I’ve noticed there’s a huge rush to make quick money in our culture. For instance, when the stock market was going strong on tech stocks in the late nineties, tons of people quit their jobs to become daytraders. They could work from home and supposedly make lots of money buying and selling stocks from their PCs. Great idea when the market soars every day, but when the market went down, lots of people lost their shirts doing this highly risky venture. Interestingly, the people who made the most money during the tech boom weren’t the daytraders, rather, the peripheral industries around day trading: companies helping daytraders to trade. These businesses included

  • online stock trading firms,
  • computer makers,
  • CNBC and Maria Bartiromo,
  • and the people smart enough to hedge their bets and sell their companies when the going was good – like Mark Cuban.

More recently rookies got into the fast moving real estate market to make a fast buck. I remember eating at a restaurant when a student and waiter told me he was buying and selling houses in McDowell Mountain Ranch, a high end development in Scottsdale. Clue #1 a market is peaking: your waiter, the person next in line to you at the grocery store, the taxi driver are all talking about getting into the industry. In the real estate peak of the early 2000s, the peripheral people are the ones who made the most money:

  • realtors,
  • real estate schools were filled solid,
  • real estate sign makers,
  • MLS listing services and
  • Zillow.

I see a similar phenomenon is going on right now with blogging. The people making money aren’t the bloggers, though in this like all industries there are variations on the norm. The money making opportunities seem to be in the peripheral industries around blogging: those who help bloggers try to make money. For instance,

  • many blogs require pictures, so istockphoto.com and 123rf.com are doing well.
  • web design and web logo companies have huge opportunities right now.
  • search engine optimization companies as bloggers look to increase their page rank, as well as
  • websites like reviewme.com and sponsoredreviews.com which bloggers pay to get their sites reviewed to increase their Google pagerank.
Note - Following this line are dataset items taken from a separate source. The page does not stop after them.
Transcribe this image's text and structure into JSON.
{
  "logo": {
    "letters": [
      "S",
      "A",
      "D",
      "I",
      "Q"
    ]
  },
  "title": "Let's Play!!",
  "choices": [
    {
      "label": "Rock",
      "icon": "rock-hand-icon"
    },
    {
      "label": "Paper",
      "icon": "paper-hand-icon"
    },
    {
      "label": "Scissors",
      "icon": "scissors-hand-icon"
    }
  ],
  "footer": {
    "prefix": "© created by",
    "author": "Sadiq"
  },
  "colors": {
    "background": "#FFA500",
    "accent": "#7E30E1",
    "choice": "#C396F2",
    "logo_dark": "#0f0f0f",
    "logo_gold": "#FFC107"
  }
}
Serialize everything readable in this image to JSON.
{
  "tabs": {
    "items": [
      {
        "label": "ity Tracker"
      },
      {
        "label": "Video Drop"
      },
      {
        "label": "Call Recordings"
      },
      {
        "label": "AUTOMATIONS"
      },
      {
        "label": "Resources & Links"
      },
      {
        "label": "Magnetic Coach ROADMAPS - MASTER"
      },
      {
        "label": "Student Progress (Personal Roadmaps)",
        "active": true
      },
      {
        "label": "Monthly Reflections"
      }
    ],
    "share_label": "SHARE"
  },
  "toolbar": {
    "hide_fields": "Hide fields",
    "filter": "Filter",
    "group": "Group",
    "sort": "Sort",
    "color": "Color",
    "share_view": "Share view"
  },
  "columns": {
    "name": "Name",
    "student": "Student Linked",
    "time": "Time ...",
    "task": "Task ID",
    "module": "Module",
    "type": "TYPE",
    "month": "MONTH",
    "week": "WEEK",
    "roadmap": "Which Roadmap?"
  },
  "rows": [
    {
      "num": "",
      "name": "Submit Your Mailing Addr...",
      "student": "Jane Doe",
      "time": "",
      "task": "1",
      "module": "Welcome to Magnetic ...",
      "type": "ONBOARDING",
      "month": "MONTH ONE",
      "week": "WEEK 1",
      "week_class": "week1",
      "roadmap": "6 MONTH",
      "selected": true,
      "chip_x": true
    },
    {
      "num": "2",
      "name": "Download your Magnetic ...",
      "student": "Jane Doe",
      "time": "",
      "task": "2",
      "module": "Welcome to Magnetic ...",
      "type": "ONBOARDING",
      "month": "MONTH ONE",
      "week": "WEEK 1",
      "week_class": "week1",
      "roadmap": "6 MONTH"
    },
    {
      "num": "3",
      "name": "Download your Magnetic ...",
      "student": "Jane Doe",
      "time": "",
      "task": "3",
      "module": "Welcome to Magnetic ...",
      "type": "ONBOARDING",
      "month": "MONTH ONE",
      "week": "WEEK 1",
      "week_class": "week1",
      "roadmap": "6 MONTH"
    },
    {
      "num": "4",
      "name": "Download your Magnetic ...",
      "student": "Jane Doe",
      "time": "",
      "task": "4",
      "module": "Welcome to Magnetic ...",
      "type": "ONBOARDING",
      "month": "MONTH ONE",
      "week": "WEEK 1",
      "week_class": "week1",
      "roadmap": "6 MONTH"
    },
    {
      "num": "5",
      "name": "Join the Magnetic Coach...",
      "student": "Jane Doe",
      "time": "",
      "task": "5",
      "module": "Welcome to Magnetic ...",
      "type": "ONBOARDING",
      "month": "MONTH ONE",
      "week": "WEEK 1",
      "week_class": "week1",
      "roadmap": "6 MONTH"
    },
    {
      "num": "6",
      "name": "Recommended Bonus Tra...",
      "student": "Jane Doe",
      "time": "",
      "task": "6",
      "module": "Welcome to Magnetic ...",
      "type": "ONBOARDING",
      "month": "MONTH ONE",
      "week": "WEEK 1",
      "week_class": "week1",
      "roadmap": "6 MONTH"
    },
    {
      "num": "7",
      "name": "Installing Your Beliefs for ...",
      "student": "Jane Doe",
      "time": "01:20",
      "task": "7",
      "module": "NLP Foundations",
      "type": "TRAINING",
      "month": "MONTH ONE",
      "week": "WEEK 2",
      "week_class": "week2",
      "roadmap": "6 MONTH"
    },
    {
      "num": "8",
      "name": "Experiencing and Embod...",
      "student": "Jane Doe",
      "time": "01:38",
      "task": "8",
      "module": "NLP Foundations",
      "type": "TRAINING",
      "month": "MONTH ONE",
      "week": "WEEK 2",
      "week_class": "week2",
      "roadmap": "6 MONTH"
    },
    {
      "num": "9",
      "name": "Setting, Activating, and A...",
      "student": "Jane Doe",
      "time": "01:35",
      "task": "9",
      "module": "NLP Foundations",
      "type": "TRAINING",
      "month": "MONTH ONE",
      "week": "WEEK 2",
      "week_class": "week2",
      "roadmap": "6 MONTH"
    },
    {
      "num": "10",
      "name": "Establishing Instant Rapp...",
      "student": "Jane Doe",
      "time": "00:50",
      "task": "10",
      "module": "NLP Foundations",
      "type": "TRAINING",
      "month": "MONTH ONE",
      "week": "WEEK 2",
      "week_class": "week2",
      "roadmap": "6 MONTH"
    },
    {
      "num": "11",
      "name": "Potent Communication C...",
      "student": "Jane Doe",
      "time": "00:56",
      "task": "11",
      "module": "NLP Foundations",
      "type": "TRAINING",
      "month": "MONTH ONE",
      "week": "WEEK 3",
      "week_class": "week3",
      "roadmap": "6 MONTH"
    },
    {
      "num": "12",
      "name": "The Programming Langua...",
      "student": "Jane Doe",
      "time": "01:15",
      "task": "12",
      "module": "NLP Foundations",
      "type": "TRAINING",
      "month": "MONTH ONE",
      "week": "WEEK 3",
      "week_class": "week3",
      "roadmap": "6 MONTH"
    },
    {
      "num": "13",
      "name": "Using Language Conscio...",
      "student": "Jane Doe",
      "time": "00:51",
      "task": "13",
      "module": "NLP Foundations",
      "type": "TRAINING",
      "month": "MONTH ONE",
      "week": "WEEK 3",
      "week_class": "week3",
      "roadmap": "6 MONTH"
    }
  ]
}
Bottom line is, the winning startup idea in the blogging industry ain't in blogging, but in helping people blog.


t said...

You're probably right. I know I am not making a dime doing it. This is why I will never be rich: I do things for the enjoyment of it, not to make money from it. Once you do something for money, all the enjoyment is sucked out of it.

Mommy Meryl said...

excellent post!! so essentially we need to come up with something that bloggers NEED and then we'll make money! :-)

Anonymous said...

This was a very interesting post. I think the saying "don't quit your day job" is appropriate for bloggers (at least with today's economy). I'm an optimist though, so I think I'm going to be an exception to the rule. :)

Anonymous said...

This is the case with a ton of industries and companies. Look at Amway. Their top people make their money on selling things to the distributors. The same goes for the business coaching industry, home party companies, etc.. There really is no substitute for following through on a solid plan to get you to your business goals. Someone has to have determination, patience, and be "hard headed" about refusing to give up!
In response to a previous poster, Theresa, every business has to be just that first - a business. If it doesn't make money, you are out of business and then can't help anyone or enjoy it anymore. This happens to a ton of startups every year. (Lots of passion + not caring how / if the biz makes any money)
It's just a matter of changing "your" mantra that you are to giving yourself: "Once you do what you love for money (and don't stop until you get it), you can retire off of it!" See blog by donna's comments for a great example of this!
I've been doing what I love for 9 years - working for myself. You can do it ladies!